Measures of Inequality


Measures of Inequality

Measures of Inequality

Here are a few of the common measures of inequality, how they are calculated, and what they mean:

The Range is simply the difference in wealth between the richest household and the poorest household.

The Gini Coefficient is the most commonly used measure of inequality of income or wealth. It equals 0 in a perfectly equal society (every household has the same amount of wealth) and 1 in a society of perfect inequality (one household owns all the wealth and everyone else has none).

For comparison, here is the Gini coefficient (for wealth) in 2019 for 25 select countries[1] from the Credit Suisse Research Institute “Global wealth databook 2019”:

Country Gini Coefficent
Slovakia 0.498 (country with lowest value)
Belgium 0.603
Korea 0.606
Japan 0.626
Australia 0.656
Pakistan 0.665
Italy 0.669
Spain 0.694
France 0.696
China 0.702
Switzerland 0.705
Iran 0.705
Canada 0.728
United Kingdom 0.746
Taiwan (Chinese Taipei) 0.751
Hong Kong SAR 0.777
Mexico 0.777
South Africa 0.806
Germany 0.816
India 0.832
Indonesia 0.833
Brazil 0.849
United States 0.852
Russia 0.879
Netherlands 0.902 (country with highest value)

When some of the population of an entity has an immense amount of debt (as we’ll see later), the Gini coefficient can be larger than 1. Note that the Chancy Islands model calculates the coefficient using an array formula.

The Hoover Index, also known as the Robin Hood Index, is the portion of the total community wealth that must be redistributed (taken from the richer half of the population and given to the poorer half) to achieve wealth uniformity. Like the Gini Coefficient, it equals 0 in a perfectly equal society and 1 in a society of perfect inequality. In a society with immense debt, it can also be larger than 1.

The coefficient of variation (CV), also known as relative standard deviation (RSD), is a standardized measure of dispersion and is defined as the ratio of the standard deviation to the mean (average). A value of 0 means that every value is the same (every household has the same wealth). Values greater than about 0.3 mean that the level of wealth varies widely.

The Quartile Coefficient of Dispersion compares the wealth of households at the third quartile (Q3), that is, at the 75th percentile (75% of the households have less wealth than this household), to those at the first quartile (Q1 = 25th percentile). It is calculated by dividing the difference (Q3–Q1) by the sum (Q3+Q1).

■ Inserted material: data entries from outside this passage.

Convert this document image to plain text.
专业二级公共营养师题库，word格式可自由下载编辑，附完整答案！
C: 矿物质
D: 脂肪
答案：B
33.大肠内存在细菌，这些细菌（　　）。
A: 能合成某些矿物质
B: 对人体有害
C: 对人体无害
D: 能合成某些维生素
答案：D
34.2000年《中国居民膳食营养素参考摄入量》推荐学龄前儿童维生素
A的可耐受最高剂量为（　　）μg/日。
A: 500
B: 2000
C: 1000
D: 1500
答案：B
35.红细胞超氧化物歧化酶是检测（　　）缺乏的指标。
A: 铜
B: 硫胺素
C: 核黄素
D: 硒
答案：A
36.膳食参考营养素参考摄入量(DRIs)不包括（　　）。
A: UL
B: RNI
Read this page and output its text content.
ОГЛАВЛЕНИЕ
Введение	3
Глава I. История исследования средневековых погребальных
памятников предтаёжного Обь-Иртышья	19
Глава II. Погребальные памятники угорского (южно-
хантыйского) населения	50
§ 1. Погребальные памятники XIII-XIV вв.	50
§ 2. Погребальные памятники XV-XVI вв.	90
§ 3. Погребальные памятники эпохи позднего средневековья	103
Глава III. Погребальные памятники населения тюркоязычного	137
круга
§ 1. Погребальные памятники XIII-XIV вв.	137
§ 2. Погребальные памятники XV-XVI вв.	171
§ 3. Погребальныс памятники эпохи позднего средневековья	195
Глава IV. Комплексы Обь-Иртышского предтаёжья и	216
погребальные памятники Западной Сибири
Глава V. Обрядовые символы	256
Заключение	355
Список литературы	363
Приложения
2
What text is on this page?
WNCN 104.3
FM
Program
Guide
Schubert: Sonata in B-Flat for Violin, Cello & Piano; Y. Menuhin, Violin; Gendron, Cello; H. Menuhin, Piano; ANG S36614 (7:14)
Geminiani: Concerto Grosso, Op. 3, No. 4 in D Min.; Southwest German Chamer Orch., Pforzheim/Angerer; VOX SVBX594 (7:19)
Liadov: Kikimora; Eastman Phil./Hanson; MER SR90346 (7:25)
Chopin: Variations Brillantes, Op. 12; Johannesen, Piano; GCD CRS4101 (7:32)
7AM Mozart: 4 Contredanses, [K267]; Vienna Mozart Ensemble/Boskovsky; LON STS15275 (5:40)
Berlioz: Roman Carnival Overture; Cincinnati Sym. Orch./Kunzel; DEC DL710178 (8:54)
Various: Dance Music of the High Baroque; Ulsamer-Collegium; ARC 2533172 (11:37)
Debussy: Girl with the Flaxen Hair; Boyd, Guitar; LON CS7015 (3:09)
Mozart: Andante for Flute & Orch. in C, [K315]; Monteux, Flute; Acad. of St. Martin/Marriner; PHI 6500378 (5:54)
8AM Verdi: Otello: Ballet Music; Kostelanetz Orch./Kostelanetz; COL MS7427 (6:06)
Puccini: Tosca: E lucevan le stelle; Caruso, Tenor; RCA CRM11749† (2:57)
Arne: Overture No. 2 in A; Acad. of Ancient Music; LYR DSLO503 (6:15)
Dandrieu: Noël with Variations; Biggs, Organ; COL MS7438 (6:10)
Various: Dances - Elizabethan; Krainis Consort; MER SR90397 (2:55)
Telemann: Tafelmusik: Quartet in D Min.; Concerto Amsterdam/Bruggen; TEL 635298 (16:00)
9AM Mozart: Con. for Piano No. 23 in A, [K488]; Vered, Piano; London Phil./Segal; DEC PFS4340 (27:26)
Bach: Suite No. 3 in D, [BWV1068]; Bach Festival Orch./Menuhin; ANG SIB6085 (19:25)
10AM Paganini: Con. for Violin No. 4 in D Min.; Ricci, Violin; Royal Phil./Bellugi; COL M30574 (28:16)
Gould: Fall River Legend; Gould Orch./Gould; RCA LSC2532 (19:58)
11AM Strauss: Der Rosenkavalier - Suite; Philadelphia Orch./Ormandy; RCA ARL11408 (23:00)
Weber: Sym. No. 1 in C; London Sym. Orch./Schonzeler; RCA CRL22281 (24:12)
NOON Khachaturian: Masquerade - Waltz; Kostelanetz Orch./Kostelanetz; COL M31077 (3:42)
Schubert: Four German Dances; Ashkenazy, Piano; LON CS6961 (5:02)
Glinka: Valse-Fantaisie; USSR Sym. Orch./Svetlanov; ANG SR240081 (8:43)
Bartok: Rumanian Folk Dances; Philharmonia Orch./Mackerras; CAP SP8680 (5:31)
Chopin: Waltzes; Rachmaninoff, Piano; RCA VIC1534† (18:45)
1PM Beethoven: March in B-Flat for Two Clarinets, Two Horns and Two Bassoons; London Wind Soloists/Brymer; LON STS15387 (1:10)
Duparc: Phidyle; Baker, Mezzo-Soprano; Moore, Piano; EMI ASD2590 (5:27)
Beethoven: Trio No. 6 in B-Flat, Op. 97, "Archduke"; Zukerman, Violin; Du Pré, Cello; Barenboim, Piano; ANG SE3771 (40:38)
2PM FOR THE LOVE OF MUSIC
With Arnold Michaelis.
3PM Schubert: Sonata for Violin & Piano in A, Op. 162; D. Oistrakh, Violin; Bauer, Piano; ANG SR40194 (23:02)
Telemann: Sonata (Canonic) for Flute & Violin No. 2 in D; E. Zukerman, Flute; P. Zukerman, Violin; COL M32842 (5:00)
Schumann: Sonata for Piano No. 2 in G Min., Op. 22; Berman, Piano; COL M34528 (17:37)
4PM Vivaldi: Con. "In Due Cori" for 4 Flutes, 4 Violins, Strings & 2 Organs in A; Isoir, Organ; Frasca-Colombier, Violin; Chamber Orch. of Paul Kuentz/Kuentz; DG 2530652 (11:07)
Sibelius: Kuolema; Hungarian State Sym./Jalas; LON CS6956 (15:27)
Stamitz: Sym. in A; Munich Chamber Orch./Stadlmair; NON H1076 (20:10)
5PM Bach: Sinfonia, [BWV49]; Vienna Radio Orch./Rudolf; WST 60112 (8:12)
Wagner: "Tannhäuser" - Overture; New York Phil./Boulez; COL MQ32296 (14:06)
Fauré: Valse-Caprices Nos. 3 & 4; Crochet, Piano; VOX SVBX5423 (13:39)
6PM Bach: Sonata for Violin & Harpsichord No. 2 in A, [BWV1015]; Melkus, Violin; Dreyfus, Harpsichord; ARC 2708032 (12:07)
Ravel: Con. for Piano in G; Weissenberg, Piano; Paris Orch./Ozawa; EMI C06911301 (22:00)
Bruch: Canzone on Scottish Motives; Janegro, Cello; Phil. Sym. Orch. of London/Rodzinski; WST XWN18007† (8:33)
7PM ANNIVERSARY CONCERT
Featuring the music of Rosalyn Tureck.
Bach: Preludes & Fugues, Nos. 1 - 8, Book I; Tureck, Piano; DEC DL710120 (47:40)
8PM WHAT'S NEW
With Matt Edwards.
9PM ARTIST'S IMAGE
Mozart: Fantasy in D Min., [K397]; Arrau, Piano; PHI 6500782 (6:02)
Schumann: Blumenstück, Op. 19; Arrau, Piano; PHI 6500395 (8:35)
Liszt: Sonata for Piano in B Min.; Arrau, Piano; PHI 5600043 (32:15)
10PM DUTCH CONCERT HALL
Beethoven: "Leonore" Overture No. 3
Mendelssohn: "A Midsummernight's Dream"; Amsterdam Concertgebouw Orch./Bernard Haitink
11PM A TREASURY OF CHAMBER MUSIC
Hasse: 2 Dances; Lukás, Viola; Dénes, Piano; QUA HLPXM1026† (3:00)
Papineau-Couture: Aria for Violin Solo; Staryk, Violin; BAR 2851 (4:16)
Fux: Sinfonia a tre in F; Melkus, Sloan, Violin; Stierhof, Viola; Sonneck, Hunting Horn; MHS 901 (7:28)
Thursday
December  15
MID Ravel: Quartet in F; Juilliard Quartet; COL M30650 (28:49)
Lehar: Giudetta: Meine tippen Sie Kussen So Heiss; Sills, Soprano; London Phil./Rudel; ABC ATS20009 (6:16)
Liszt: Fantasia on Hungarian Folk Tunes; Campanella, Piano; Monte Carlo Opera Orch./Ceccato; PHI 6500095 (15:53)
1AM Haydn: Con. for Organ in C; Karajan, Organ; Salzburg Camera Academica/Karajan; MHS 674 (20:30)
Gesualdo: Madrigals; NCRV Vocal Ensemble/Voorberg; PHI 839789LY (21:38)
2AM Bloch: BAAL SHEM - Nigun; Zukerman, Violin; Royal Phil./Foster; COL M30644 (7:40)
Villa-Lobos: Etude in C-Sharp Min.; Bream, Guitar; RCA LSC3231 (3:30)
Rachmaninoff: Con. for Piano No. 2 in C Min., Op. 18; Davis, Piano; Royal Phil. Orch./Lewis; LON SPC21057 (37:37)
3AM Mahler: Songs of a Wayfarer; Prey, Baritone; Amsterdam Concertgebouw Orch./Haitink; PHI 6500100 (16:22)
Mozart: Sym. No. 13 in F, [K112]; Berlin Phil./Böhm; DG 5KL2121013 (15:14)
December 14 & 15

The Decile Coefficient of Dispersion compares the wealth of households at the 9th decile (D9 = 90th percentile) with those at the 1st percentile (D1 = 10th percentile). It is calculated by dividing the difference (D9–D1) by the sum (D9+D1).

The 20:20 Ratio compares the total wealth held by the richest 20% of households to the total wealth held by the poorest 20%. This measure, and the Palma Ratio below, specifically measure the division between the rich and poor.

The Palma Ratio compares the total wealth held by the richest 10% of households to the total wealth held by the poorest 40%.


Notes

1. ^

These are the 20 countries with the largest total wealth plus a few others with large populations or extreme Gini coefficients.